Deze alimentatie is niet onderworpen aan de wettelijke indexering als bedoeld in art. 1:402a BW.
Uitgangspunt voor de berekening van het bedrag aan partneralimentatie is een bruto maandinkomen van de man van € 6164,- en een fiscaal jaarinkomen van de vrouw van € 15270,-.
Als de man of de vrouw meer gaat verdienen dan zal een vermeerdering van het netto maandinkomen tot € 200,- geen invloed hebben op de hoogte van de alimentatie.
Indien de vrouw gaat samenleven met een ander als waren zij gehuwd of een geregistreerd partnerschap aangaat, eindigt de alimentatieplicht van de man eerst, nadat die samenleving/partnerschap 1 jaar heeft geduurd. Gedurende deze periode is de man niet alimentatieplichtig.

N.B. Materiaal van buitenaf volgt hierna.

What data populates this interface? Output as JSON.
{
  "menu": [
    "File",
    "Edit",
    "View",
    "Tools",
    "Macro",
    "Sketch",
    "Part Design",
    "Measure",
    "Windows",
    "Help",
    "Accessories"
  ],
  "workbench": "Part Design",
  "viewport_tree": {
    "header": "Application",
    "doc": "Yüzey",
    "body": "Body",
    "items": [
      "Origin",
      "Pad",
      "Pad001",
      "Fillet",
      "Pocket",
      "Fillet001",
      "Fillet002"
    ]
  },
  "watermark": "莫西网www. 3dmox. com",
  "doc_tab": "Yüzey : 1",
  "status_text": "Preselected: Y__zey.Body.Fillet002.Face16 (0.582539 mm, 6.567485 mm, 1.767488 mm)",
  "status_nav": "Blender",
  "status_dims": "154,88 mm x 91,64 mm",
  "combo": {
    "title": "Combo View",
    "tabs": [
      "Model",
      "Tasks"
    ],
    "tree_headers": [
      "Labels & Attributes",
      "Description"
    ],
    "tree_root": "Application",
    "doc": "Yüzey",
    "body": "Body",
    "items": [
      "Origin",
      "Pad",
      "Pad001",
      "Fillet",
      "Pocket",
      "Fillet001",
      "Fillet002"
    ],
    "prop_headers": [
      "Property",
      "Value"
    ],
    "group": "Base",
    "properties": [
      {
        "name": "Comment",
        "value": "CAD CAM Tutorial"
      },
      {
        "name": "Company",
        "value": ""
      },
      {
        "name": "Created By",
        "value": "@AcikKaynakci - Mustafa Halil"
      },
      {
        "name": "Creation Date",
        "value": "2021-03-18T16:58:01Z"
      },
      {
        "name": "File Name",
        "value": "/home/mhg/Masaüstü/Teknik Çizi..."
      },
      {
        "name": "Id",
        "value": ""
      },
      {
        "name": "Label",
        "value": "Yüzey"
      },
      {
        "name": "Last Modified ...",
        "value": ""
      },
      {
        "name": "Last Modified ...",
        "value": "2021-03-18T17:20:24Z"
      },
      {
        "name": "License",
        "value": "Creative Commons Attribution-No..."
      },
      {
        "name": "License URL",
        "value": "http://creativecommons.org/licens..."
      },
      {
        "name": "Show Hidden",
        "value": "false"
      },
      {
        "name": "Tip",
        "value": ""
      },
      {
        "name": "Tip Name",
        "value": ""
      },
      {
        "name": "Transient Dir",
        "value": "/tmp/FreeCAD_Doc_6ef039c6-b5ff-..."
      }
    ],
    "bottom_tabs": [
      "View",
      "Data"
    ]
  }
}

Indien de samenleving/partnerschap van de vrouw binnen de genoemde periode eindigt, wordt de man vanaf het moment van beëindiging weer alimentatieplichtig, conform het in artikel 2.1 bepaalde.
De wettelijke regeling van art. 1:160 BW blijft evenwel onverkort van toepassing, indien de vrouw de samenleving/partnerschap niet vóór aanvang daarvan schriftelijk aan de man heeft medegedeeld.”
4. De man zal maandelijks (…) als bijdrage in de kosten van verzorging en opvoeding van de kinderen, een bedrag aan kinderalimentatie betalen van € 509,50 per kind . (…) De bedragen aan kinderalimentatie zijn te beginnen m.i.v. 1 januari 2011 onderworpen aan de wettelijke indexering als bedoeld in art. 1:402a BW.
(…)
De bijdrage in de kosten van verzorging en opvoeding van [kind 2] bedraagt ingevolge de wettelijke indexering met ingang van 1 januari 2016 € 545,67 per maand.